Увы, для Горлиса, знавшего больше Надежды, всё было достаточно очевидно.
— Я многое тут понимаю. И могу вам рассказать… Позвольте узнать, как вас лучше именовать — Надеждой или Надією?
— Как вам будет удобней… А впрочем — нет. Пока Степан в тюрьме, Надією, как он, — больнее. Зовите Надеждой.
— Хорошо… Прежде всего, Надежда, я хочу сказать: всё, что вы сейчас услышите, хорошо бы оставить между нами. И больше никому не пересказывать. Это может навредить в первую очередь нашему Кочубею.
Собеседница кивнула головой.
— Теперь по сути. Я был на приеме у Воронцова. И там у Степана с Гладким произошла прилюдная стычка. Когда их разнимали, то прозвучали слова, что это «из-за женщины». Я сперва подумал, что то было пустое, ничего не значащее объяснение — самое понятное и первое пришедшее на ум.
— Уверена, что так и есть!
— Но та история имела продолжение. Так вышло — совершенно случайно, — что я стал свидетелем отдельного разговора Степана с Осипом наедине.

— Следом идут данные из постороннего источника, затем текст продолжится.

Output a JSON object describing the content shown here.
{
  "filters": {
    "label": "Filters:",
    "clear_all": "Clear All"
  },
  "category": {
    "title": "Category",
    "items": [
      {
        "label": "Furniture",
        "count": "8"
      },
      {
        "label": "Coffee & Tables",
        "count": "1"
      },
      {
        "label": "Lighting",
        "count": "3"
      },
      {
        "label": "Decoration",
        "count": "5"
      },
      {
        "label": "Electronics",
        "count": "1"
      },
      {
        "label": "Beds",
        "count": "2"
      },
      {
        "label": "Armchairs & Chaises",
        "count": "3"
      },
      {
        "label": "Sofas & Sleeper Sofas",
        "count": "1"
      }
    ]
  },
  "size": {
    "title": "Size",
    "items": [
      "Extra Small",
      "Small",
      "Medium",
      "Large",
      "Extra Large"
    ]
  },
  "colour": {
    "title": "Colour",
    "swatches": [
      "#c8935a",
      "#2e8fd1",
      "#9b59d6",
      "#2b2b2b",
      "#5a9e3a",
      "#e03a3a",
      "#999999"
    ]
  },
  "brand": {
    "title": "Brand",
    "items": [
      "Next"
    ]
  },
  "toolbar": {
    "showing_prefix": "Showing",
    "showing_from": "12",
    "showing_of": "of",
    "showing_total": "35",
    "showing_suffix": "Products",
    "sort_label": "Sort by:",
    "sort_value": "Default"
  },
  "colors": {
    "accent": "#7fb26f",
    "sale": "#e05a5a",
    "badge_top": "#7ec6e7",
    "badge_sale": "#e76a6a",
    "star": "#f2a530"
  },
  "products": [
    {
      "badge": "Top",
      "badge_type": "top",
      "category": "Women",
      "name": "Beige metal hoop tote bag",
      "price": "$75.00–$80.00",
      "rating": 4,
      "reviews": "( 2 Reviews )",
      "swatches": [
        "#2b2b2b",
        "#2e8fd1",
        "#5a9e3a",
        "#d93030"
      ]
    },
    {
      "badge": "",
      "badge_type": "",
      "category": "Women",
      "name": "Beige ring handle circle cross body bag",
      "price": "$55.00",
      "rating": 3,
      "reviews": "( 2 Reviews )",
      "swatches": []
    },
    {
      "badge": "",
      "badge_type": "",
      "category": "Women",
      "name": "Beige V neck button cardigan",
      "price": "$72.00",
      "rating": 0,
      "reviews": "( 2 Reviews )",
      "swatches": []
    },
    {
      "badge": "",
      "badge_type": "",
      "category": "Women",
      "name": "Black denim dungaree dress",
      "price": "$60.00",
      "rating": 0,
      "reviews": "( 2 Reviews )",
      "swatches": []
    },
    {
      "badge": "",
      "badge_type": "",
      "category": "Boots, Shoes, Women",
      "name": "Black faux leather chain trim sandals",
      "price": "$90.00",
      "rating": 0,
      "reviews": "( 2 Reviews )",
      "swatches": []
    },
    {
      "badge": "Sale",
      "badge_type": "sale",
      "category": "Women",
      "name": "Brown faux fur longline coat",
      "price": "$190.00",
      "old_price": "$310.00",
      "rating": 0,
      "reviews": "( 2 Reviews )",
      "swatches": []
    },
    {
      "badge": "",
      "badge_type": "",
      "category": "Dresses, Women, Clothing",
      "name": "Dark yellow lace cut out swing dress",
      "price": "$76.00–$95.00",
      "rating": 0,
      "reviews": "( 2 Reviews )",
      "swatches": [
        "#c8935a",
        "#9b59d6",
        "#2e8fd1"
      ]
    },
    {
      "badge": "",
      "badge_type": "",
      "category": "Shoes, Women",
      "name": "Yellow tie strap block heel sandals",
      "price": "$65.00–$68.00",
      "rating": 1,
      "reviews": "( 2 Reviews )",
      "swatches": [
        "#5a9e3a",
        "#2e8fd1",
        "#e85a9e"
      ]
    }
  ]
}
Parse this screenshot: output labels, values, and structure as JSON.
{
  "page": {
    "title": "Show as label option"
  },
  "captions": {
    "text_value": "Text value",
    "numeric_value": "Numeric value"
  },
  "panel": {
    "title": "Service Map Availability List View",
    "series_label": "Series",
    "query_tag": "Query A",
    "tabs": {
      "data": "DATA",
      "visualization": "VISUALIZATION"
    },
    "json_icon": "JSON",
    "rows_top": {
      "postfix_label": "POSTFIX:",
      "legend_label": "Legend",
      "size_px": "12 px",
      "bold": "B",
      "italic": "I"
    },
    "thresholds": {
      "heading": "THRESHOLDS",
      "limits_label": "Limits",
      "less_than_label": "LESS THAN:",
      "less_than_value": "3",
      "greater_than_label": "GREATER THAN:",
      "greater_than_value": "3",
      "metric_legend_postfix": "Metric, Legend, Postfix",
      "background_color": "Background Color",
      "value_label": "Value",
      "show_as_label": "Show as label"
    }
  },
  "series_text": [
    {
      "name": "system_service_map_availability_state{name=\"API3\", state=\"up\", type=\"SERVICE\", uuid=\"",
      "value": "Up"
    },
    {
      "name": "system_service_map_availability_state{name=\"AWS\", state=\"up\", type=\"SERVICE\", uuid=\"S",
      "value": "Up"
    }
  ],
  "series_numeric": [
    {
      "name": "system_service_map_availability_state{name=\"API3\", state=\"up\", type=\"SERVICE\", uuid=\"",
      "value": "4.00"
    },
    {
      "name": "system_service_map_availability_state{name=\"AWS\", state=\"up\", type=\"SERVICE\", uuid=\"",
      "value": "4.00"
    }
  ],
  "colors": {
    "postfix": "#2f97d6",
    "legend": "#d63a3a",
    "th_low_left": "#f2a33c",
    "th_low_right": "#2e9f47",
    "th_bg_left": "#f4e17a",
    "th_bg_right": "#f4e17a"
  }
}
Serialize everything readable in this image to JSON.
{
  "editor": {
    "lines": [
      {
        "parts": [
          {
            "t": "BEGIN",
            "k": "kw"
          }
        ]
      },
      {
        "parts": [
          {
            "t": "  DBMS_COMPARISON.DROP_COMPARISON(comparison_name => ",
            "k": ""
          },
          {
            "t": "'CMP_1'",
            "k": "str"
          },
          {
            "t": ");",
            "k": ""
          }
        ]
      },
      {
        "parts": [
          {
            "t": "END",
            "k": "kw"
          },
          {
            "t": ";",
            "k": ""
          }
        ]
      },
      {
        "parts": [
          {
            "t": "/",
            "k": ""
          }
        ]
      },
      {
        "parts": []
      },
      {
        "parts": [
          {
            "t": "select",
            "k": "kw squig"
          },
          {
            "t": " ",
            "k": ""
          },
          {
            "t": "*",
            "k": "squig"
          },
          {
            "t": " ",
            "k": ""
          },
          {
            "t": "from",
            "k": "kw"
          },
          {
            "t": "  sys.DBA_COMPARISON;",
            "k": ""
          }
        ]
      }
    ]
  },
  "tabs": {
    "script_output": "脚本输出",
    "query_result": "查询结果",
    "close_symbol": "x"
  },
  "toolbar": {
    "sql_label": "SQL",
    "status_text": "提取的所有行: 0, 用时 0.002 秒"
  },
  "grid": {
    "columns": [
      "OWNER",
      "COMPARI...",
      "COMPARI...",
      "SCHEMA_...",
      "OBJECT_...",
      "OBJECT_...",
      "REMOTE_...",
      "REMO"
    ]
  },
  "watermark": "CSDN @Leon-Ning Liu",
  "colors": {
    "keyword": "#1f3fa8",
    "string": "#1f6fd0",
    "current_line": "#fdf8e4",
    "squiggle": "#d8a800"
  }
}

Увидев огонек сомнений в глазах Покловской, Горлис тут же поспешил объяснить:
— Я ждал тайной встречи с важным собеседником, и надо ж было такому случиться, что как раз на это место пришли Кочубей и Гладкий. И вот ваш муж тогда, среди прочего, обвинил полковника в том, что тот излишне много говорит в обществе о вас, превознося вашу внешность…
— Но я… Представить не могу, в чем я могу быть виновата.
— Понимаю вас и полностью согласен. Виноваты не вы, а исключительно ваша красота.
Покловская смутилась от этих слов и тоже зарделась.
— Степан, видимо, и сам осознал неловкость своих претензий. И они вскоре помирились. Но дальше случилось непредвиденное. Гладкий начал терять сознание, и, судя по всем симптомам, он был кем-то отравлен.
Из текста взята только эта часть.